A $10 million grant from the Bill & Melinda Gates Foundation will allow the BRACE Trial, run by the Murdoch Children’s Research Institute’s (MCRI) and coordinated by SAHMRI in South Australia, to more than double its reach to 10,000 healthcare workers across Australia, Spain and The Netherlands.
The BRACE trial is designed to test whether the Bacillus Calmette-Guerin (BCG) vaccine, which boosts ‘frontline’ immunity, can protect healthcare workers who contract COVID-19 from developing severe symptoms.
The original target for enrolment was 4000 healthcare workers.

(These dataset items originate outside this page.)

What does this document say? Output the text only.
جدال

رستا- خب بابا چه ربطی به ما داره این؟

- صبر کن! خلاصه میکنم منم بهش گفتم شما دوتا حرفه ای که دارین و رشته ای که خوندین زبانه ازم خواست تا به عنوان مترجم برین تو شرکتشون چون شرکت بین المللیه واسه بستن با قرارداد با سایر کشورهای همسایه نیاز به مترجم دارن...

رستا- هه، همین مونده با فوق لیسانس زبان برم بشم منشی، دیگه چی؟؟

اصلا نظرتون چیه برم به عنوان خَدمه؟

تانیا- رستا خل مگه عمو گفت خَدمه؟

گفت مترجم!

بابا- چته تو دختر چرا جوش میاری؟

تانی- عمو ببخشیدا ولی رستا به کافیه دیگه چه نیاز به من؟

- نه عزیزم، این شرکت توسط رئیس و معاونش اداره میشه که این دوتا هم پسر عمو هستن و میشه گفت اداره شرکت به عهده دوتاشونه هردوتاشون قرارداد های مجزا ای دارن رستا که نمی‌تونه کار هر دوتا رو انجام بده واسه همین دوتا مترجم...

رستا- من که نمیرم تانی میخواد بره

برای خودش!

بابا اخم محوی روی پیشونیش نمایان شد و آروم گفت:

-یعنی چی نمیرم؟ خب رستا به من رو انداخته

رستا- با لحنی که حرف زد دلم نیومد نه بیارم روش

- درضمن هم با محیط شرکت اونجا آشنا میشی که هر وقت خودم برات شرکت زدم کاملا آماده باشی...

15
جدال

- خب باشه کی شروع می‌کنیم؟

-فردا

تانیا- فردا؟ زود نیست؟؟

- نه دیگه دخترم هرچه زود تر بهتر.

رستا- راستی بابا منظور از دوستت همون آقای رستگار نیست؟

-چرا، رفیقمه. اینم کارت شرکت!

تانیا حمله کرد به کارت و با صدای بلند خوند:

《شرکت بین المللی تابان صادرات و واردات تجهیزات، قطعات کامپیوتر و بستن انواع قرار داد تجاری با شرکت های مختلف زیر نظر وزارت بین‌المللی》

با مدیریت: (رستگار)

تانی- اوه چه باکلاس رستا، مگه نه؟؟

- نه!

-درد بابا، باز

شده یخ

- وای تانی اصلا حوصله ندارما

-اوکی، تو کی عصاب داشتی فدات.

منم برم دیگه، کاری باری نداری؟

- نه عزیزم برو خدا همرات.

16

Already more than 2500 have been enrolled in Australia
The trial is being run by Professor Nigel Curtis from MCRI, who says this grant enables an additional 6000 enrolments across sites in Sydney, The Netherlands and Spain.
“Since beginning the BRACE trial in late March we have been inundated with requests from hospitals wanting to be involved, both in Australia and internationally,” Professor Curtis said.
“This generous funding from the Bill & Melinda Gates Foundation allows us to deliver on those requests and will be crucial for a rapid expansion of the trial.
“These sorts of trials normally take around eight to 12 months to start, but with the early support of philanthropy, we were able to start in record time within three weeks.
“It will be imperative to help our researchers show whether BCG vaccination improves ‘innate’ immunity in frontline healthcare workers to buy crucial time to develop and importantly, validate, a specific anti-COVID-19 vaccine.”
Philanthropic support has also included $700,000 from Sarah and Lachlan Murdoch, $400,000 from The Royal Children’s Hospital Foundation (RCHF), $1.5 million from The Minderoo Foundation and $200,000 from the South Australian government through SA Health.
The roll out of the trial in SA is being directed by SAHMRI Group Leader and Flinders University Professor, David Lynn, who says recruitment will begin soon from the Royal Adelaide and Women’s and Children’s Hospitals.
“This trial is an enormous undertaking that’s been made possible through the work of a number of people, in particular SAHMRI’s Executive Director, Professor Steve Wesselingh, and the Senior Manager of SAHMRI Clinical Research, Liddy Griffith,” Professor Lynn said.
“We aim to begin recruitment at the Royal Adelaide Hospital later next week under the direction of Dr Simone Barry, followed soon thereafter at the Women’s and Children’s Hospital which will be guided by Professor Helen Marshall.”
Healthcare workers at the Royal Adelaide and Women’s and Children’s hospitals can find more information about the BRACE Trial, including how to enrol, on SAHMRI’s dedicated BRACE Trial webpage.
The multi-centre randomised controlled trial will see half of enrolled healthcare workers given the BCG vaccine and compared with a control group to measure whether they experience boosted ‘frontline’ immunity that reduces their symptoms in the event of contracting the virus.
BCG was originally developed for protection against tuberculosis and is still given to over 130 million babies worldwide each year for that purpose. The BRACE trial builds on previous research which showed that BCG can provide some protection against respiratory viral infections and a study in which BCG reduced virus levels and enhanced immunity to a virus with a structure of a similar type to that which causes COVID-19.